Personally, I like to think about what FRP means before addressing how it might be implemented. (Code without a specification is an answer without a question and thus "not even wrong".) So I don't describe FRP in representation/implementation terms as Thomas K does in another answer (graphs, nodes, edges, firing, execution, etc). There are many possible implementation styles, but no implementation says what FRP is.

I do resonate with Laurence G's simple description that FRP is about "datatypes that represent a value 'over time' ". Conventional imperative programming captures these dynamic values only indirectly, through state and mutations. The complete history (past, present, future) has no first class representation. Moreover, only discretely evolving values can be (indirectly) captured, since the imperative paradigm is temporally discrete. In contrast, FRP captures these evolving values directly and has no difficulty with continuously evolving values.

FRP is also unusual in that it is concurrent without running afoul of the theoretical & pragmatic rats' nest that plagues imperative concurrency. Semantically, FRP's concurrency is fine-grained, determinate, and continuous. (I'm talking about meaning, not implementation. An implementation may or may not involve concurrency or parallelism.) Semantic determinacy is very important for reasoning, both rigorous and informal. While concurrency adds enormous complexity to imperative programming (due to nondeterministic interleaving), it is effortless in FRP.

So, what is FRP? You could have invented it yourself. Start with these ideas:

  • Dynamic/evolving values (i.e., values "over time") are first class values in themselves. You can define them and combine them, pass them into & out of functions. I called these things "behaviors".

  • Behaviors are built up out of a few primitives, like constant (static) behaviors and time (like a clock), and then with sequential and parallel combination. n behaviors are combined by applying an n-ary function (on static values), "point-wise", i.e., continuously over time.

  • To account for discrete phenomena, have another type (family) of "events", each of which has a stream (finite or infinite) of occurrences. Each occurrence has an associated time and value.

  • To come up with the compositional vocabulary out of which all behaviors and events can be built, play with some examples. Keep deconstructing into pieces that are more general/simple.

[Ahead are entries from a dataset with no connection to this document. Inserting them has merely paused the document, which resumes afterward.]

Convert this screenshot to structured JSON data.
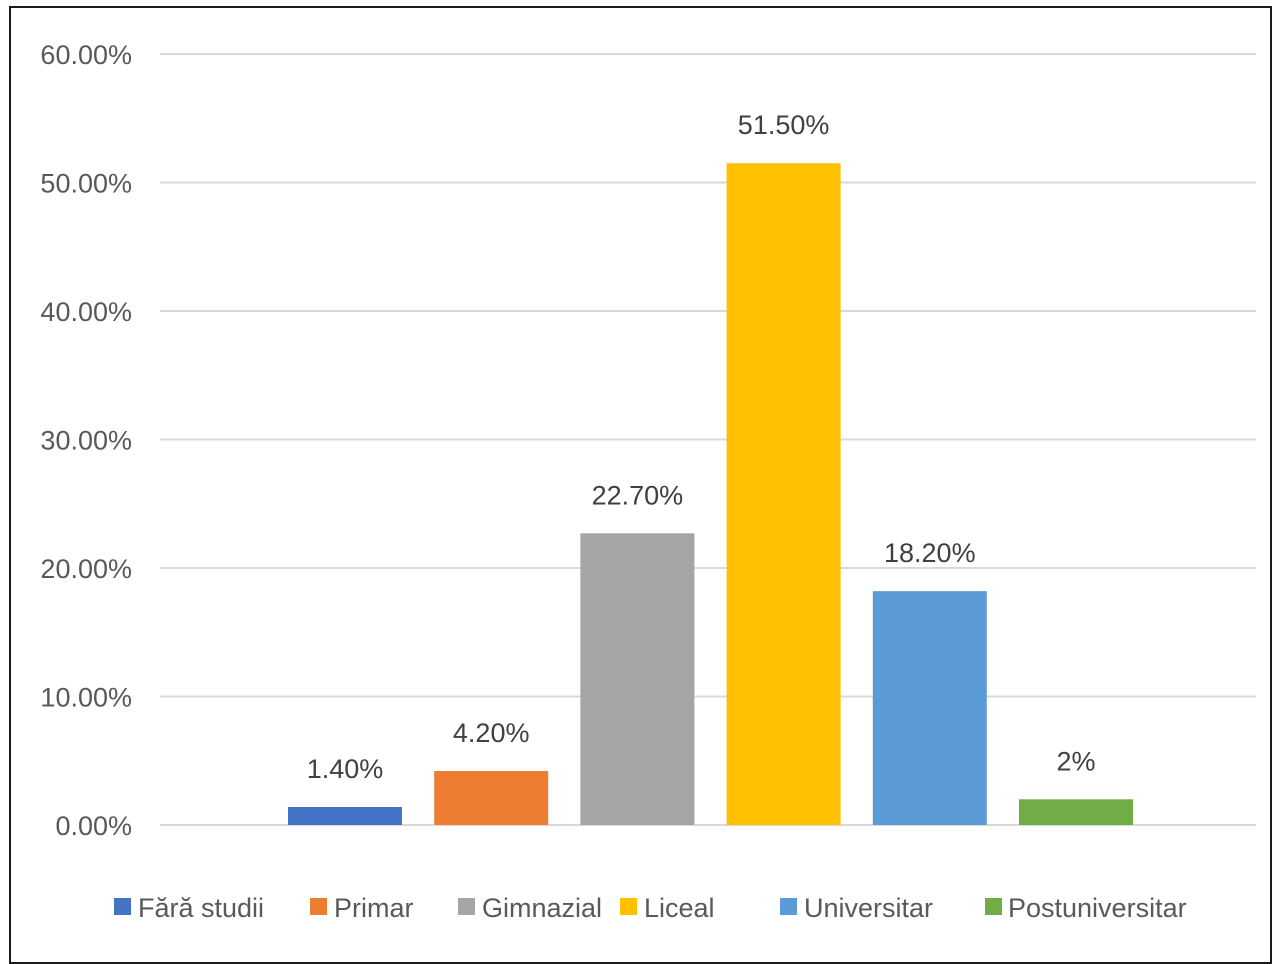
{
  "chart_data": {
    "type": "bar",
    "categories": [
      "Fără studii",
      "Primar",
      "Gimnazial",
      "Liceal",
      "Universitar",
      "Postuniversitar"
    ],
    "values": [
      1.4,
      4.2,
      22.7,
      51.5,
      18.2,
      2
    ],
    "data_labels": [
      "1.40%",
      "4.20%",
      "22.70%",
      "51.50%",
      "18.20%",
      "2%"
    ],
    "colors": [
      "#4472C4",
      "#ED7D31",
      "#A5A5A5",
      "#FFC000",
      "#5B9BD5",
      "#70AD47"
    ],
    "y_tick_labels": [
      "0.00%",
      "10.00%",
      "20.00%",
      "30.00%",
      "40.00%",
      "50.00%",
      "60.00%"
    ],
    "ylim": [
      0,
      60
    ],
    "grid": true,
    "legend_position": "bottom",
    "title": "",
    "xlabel": "",
    "ylabel": ""
  }
}
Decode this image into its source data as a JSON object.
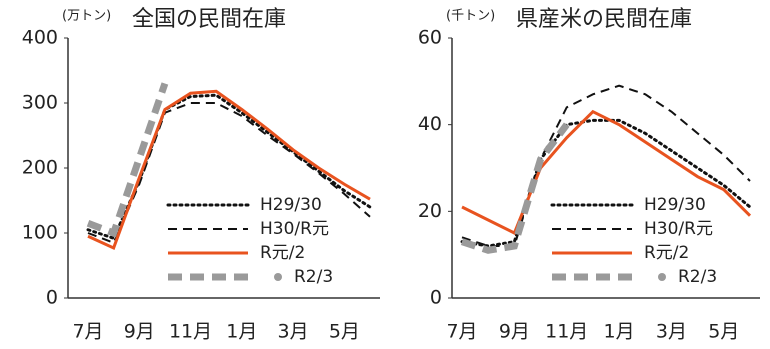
{
  "chart_data": [
    {
      "type": "line",
      "unit": "(万トン)",
      "title": "全国の民間在庫",
      "categories": [
        "7月",
        null,
        "9月",
        null,
        "11月",
        null,
        "1月",
        null,
        "3月",
        null,
        "5月",
        null
      ],
      "ylim": [
        0,
        400
      ],
      "yticks": [
        0,
        100,
        200,
        300,
        400
      ],
      "series": [
        {
          "name": "H29/30",
          "color": "#111111",
          "dash": "dotted",
          "values": [
            105,
            92,
            180,
            290,
            310,
            312,
            285,
            255,
            225,
            195,
            165,
            140
          ]
        },
        {
          "name": "H30/R元",
          "color": "#111111",
          "dash": "dashed",
          "values": [
            100,
            85,
            175,
            285,
            300,
            300,
            280,
            250,
            222,
            192,
            160,
            125
          ]
        },
        {
          "name": "R元/2",
          "color": "#e8531f",
          "dash": "solid",
          "values": [
            95,
            77,
            185,
            290,
            315,
            318,
            290,
            260,
            228,
            200,
            175,
            152
          ]
        },
        {
          "name": "R2/3",
          "color": "#9a9a9a",
          "dash": "thick-dashed",
          "values": [
            115,
            100,
            215,
            330,
            null,
            null,
            null,
            null,
            null,
            null,
            null,
            null
          ]
        }
      ]
    },
    {
      "type": "line",
      "unit": "(千トン)",
      "title": "県産米の民間在庫",
      "categories": [
        "7月",
        null,
        "9月",
        null,
        "11月",
        null,
        "1月",
        null,
        "3月",
        null,
        "5月",
        null
      ],
      "ylim": [
        0,
        60
      ],
      "yticks": [
        0,
        20,
        40,
        60
      ],
      "series": [
        {
          "name": "H29/30",
          "color": "#111111",
          "dash": "dotted",
          "values": [
            13,
            12,
            13,
            32,
            40,
            41,
            41,
            38,
            34,
            30,
            26,
            21
          ]
        },
        {
          "name": "H30/R元",
          "color": "#111111",
          "dash": "dashed",
          "values": [
            14,
            12,
            12,
            32,
            44,
            47,
            49,
            47,
            43,
            38,
            33,
            27
          ]
        },
        {
          "name": "R元/2",
          "color": "#e8531f",
          "dash": "solid",
          "values": [
            21,
            18,
            15,
            30,
            37,
            43,
            40,
            36,
            32,
            28,
            25,
            19
          ]
        },
        {
          "name": "R2/3",
          "color": "#9a9a9a",
          "dash": "thick-dashed",
          "values": [
            13,
            11,
            12,
            32,
            40,
            null,
            null,
            null,
            null,
            null,
            null,
            null
          ]
        }
      ]
    }
  ]
}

  • So that you know you're on solid ground, give the whole model a compositional foundation, using the technique of denotational semantics, which just means that (a) each type has a corresponding simple & precise mathematical type of "meanings", and (b) each primitive and operator has a simple & precise meaning as a function of the meanings of the constituents. Never, ever mix implementation considerations into your exploration process. If this description is gibberish to you, consult (a) Denotational design with type class morphisms, (b) Push-pull functional reactive programming (ignoring the implementation bits), and (c) the Denotational Semantics Haskell wikibooks page. Beware that denotational semantics has two parts, from its two founders Christopher Strachey and Dana Scott: the easier & more useful Strachey part and the harder and less useful (for software design) Scott part.

If you stick with these principles, I expect you'll get something more-or-less in the spirit of FRP.

Where did I get these principles? In software design, I always ask the same question: "what does it mean?". Denotational semantics gave me a precise framework for this question, and one that fits my aesthetics (unlike operational or axiomatic semantics, both of which leave me unsatisfied). So I asked myself what is behavior? I soon realized that the temporally discrete nature of imperative computation is an accommodation to a particular style of machine, rather than a natural description of behavior itself. The simplest precise description of behavior I can think of is simply "function of (continuous) time", so that's my model. Delightfully, this model handles continuous, deterministic concurrency with ease and grace.

It's been quite a challenge to implement this model correctly and efficiently, but that's another story.